Налет на церковь, где происходило венчание, был коротким, суматошным, бандиты торопились и поглядывали в сторону Шевыревки, куда вырвался и ускакал боец. Матюхин сам подал команду, кое-кого пришлось встряхнуть и привести в рассудок, и все воинство, пахнущее сырой человеческой кровью, уползло обратно в лес, точно наспех нажравшийся хищник.

Осторожность всегда была коньком Матюхина. Хитровский полк напоминал волчью стаю под командой старого стреляного вожака. Почуяв свое превосходство, он быстро налетал и, жадно разорвав, насытившись, убирался прочь. В полку были лучшие лошади и лучшая справа. Пожалуй, хитровцы единственные во всей антоновской армии ездили не на подушках с веревочными стременами, а в армейских седлах. И Матюхин гордился своим полком, еще не знавшим ни одного серьезного поражения, и держался от антоновского штаба независимо, открыто высмеивая не только многочисленные распоряжения, но и самого руководителя восстания.

Судьба свела Матюхина с Антоновым в бытность последнего начальником кирсановской милиции. Бывший конокрад, убийца, приговоренный к смертной казни, но освобожденный в феврале семнадцатого года, Матюхин вновь попался на том, что, выдавая себя за командира продовольственного отряда, разъезжал с бандой по деревням и проводил «эксы». Арестовав, его доставили в Кирсанов, и там, в кабинете начальника, с глазу на глаз, состоялся тайный разговор, вернее, уговор.
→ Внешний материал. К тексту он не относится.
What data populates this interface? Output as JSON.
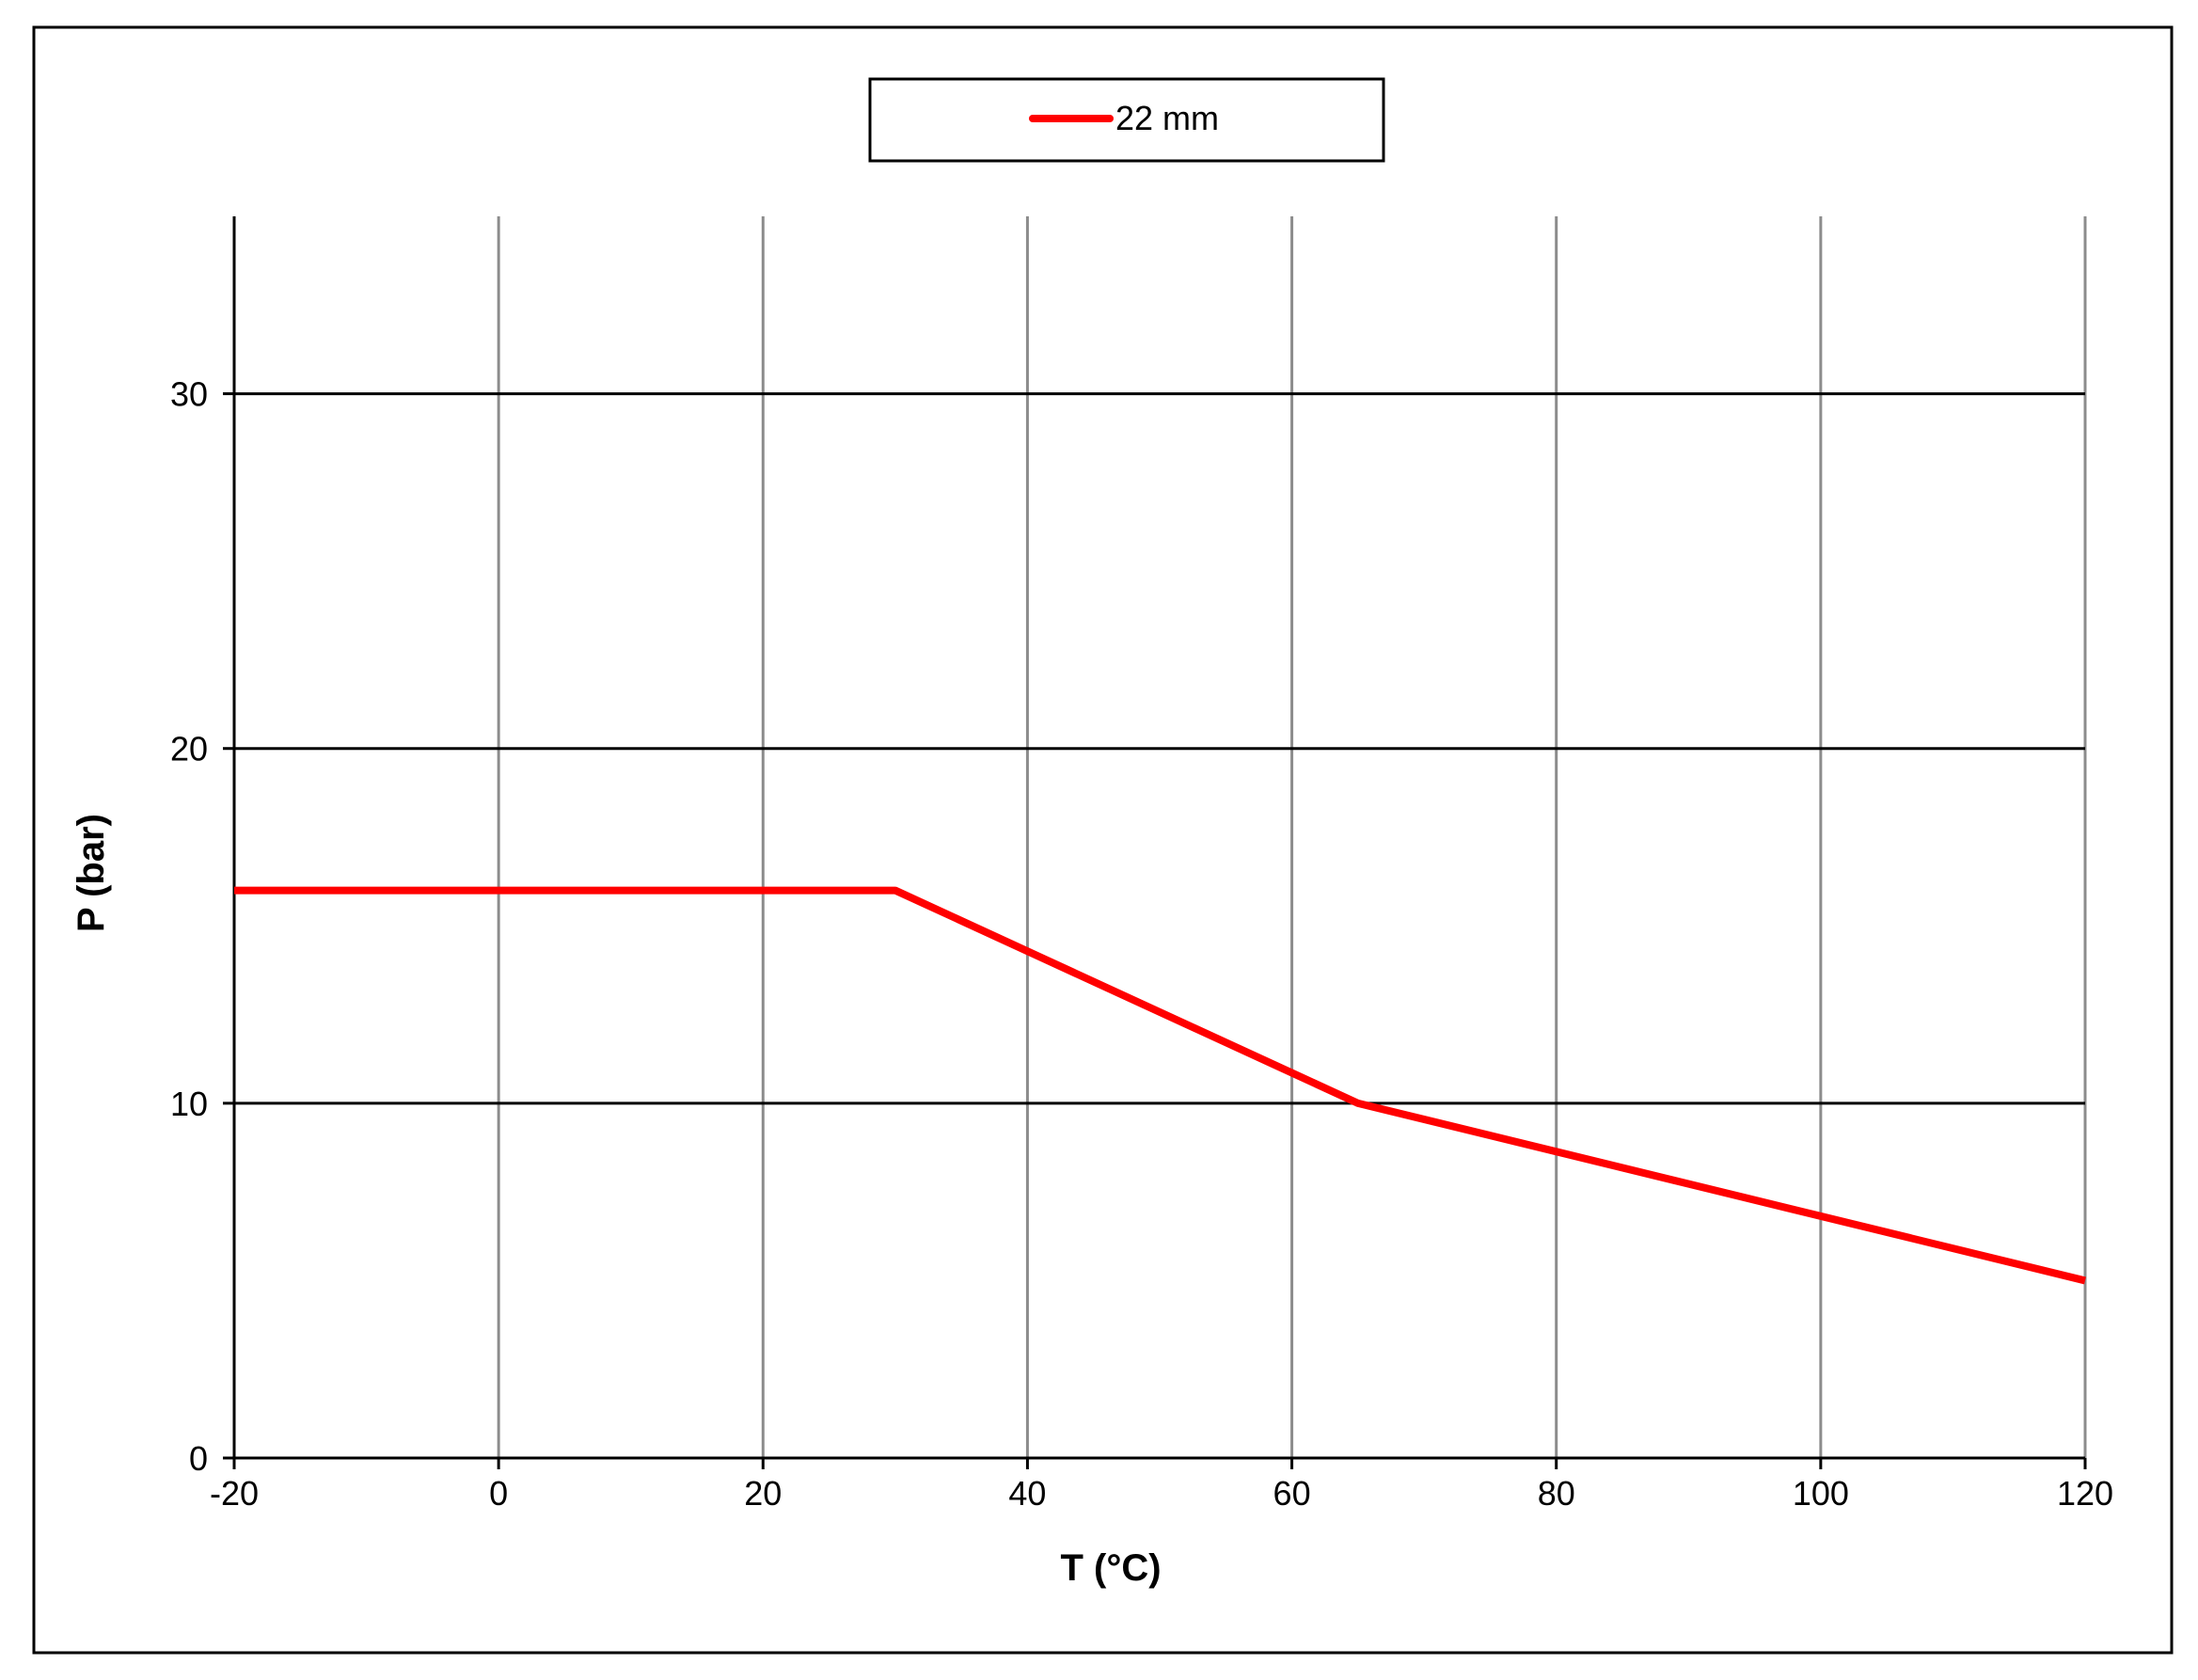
{
  "chart_data": {
    "type": "line",
    "xlabel": "T (°C)",
    "ylabel": "P (bar)",
    "xlim": [
      -20,
      120
    ],
    "ylim": [
      0,
      35
    ],
    "xticks": [
      -20,
      0,
      20,
      40,
      60,
      80,
      100,
      120
    ],
    "yticks": [
      0,
      10,
      20,
      30
    ],
    "vertical_grid": true,
    "horizontal_grid": true,
    "legend_position": "top-center",
    "series": [
      {
        "name": "22 mm",
        "color": "#ff0000",
        "x": [
          -20,
          30,
          65,
          120
        ],
        "y": [
          16,
          16,
          10,
          5
        ]
      }
    ]
  }
}
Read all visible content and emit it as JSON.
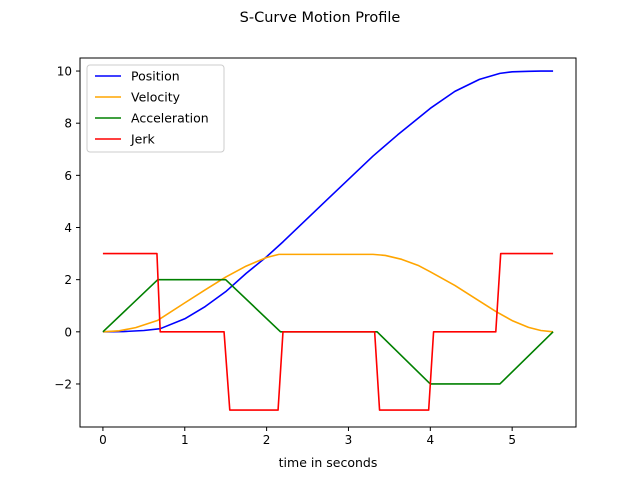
{
  "chart_data": {
    "type": "line",
    "title": "S-Curve Motion Profile",
    "xlabel": "time in seconds",
    "ylabel": "",
    "xlim": [
      -0.28,
      5.78
    ],
    "ylim": [
      -3.65,
      10.5
    ],
    "xticks": [
      0,
      1,
      2,
      3,
      4,
      5
    ],
    "xtick_labels": [
      "0",
      "1",
      "2",
      "3",
      "4",
      "5"
    ],
    "yticks": [
      -2,
      0,
      2,
      4,
      6,
      8,
      10
    ],
    "ytick_labels": [
      "−2",
      "0",
      "2",
      "4",
      "6",
      "8",
      "10"
    ],
    "grid": false,
    "legend_position": "top-left",
    "series": [
      {
        "name": "Position",
        "color": "#0000ff",
        "x": [
          0,
          0.25,
          0.5,
          0.7,
          1.0,
          1.25,
          1.5,
          1.75,
          2.0,
          2.2,
          2.75,
          3.3,
          3.6,
          4.0,
          4.3,
          4.6,
          4.85,
          5.0,
          5.2,
          5.35,
          5.5
        ],
        "y": [
          0,
          0.01,
          0.05,
          0.12,
          0.5,
          0.97,
          1.54,
          2.24,
          2.88,
          3.45,
          5.1,
          6.74,
          7.55,
          8.57,
          9.22,
          9.68,
          9.91,
          9.97,
          9.99,
          10.0,
          10.0
        ]
      },
      {
        "name": "Velocity",
        "color": "#ffa500",
        "x": [
          0,
          0.2,
          0.4,
          0.67,
          1.0,
          1.25,
          1.5,
          1.75,
          2.0,
          2.15,
          3.3,
          3.45,
          3.65,
          3.85,
          4.0,
          4.3,
          4.6,
          4.8,
          5.0,
          5.2,
          5.35,
          5.5
        ],
        "y": [
          0,
          0.04,
          0.16,
          0.44,
          1.11,
          1.61,
          2.1,
          2.52,
          2.85,
          2.97,
          2.97,
          2.93,
          2.78,
          2.55,
          2.3,
          1.78,
          1.18,
          0.78,
          0.43,
          0.17,
          0.05,
          0
        ]
      },
      {
        "name": "Acceleration",
        "color": "#008000",
        "x": [
          0,
          0.67,
          1.5,
          2.17,
          3.35,
          4.0,
          4.85,
          5.5
        ],
        "y": [
          0,
          2,
          2,
          0,
          0,
          -2,
          -2,
          0
        ]
      },
      {
        "name": "Jerk",
        "color": "#ff0000",
        "x": [
          0,
          0.66,
          0.7,
          1.48,
          1.55,
          2.14,
          2.2,
          3.32,
          3.38,
          3.98,
          4.04,
          4.8,
          4.86,
          5.5
        ],
        "y": [
          3,
          3,
          0,
          0,
          -3,
          -3,
          0,
          0,
          -3,
          -3,
          0,
          0,
          3,
          3
        ]
      }
    ]
  }
}
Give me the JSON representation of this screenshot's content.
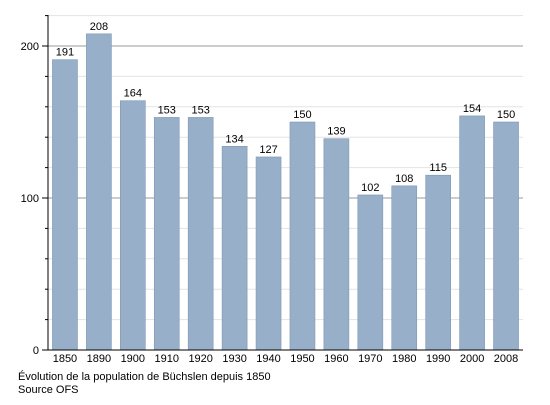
{
  "chart_data": {
    "type": "bar",
    "categories": [
      "1850",
      "1890",
      "1900",
      "1910",
      "1920",
      "1930",
      "1940",
      "1950",
      "1960",
      "1970",
      "1980",
      "1990",
      "2000",
      "2008"
    ],
    "values": [
      191,
      208,
      164,
      153,
      153,
      134,
      127,
      150,
      139,
      102,
      108,
      115,
      154,
      150
    ],
    "title": "",
    "xlabel": "",
    "ylabel": "",
    "ylim": [
      0,
      200
    ],
    "yticks": [
      0,
      100,
      200
    ],
    "grid": true,
    "bar_color": "#97afc9",
    "bar_edge_color": "#7e97b3",
    "caption": "Évolution de la population de Büchslen depuis 1850",
    "source": "Source OFS"
  }
}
Антонов под благовидным предлогом освободил Матюхина и с того времени нажил в нем вечного врага.

Матюхин невзлюбил Антонова за припадочность, за физическую слабость, а в конечном счете — за удачливое возвышение над всеми. Люди — сволочь, если позволили взять над собою верх такому мозгляку, как Санька Антонов. Ну нет, сам он не из таких! И он форсил своей независимостью от «сметанников» (так Матюхин презрительно называл штабное окружение Антонова) и полагал, что, будь его воля, он все дело поставил бы совершенно иначе.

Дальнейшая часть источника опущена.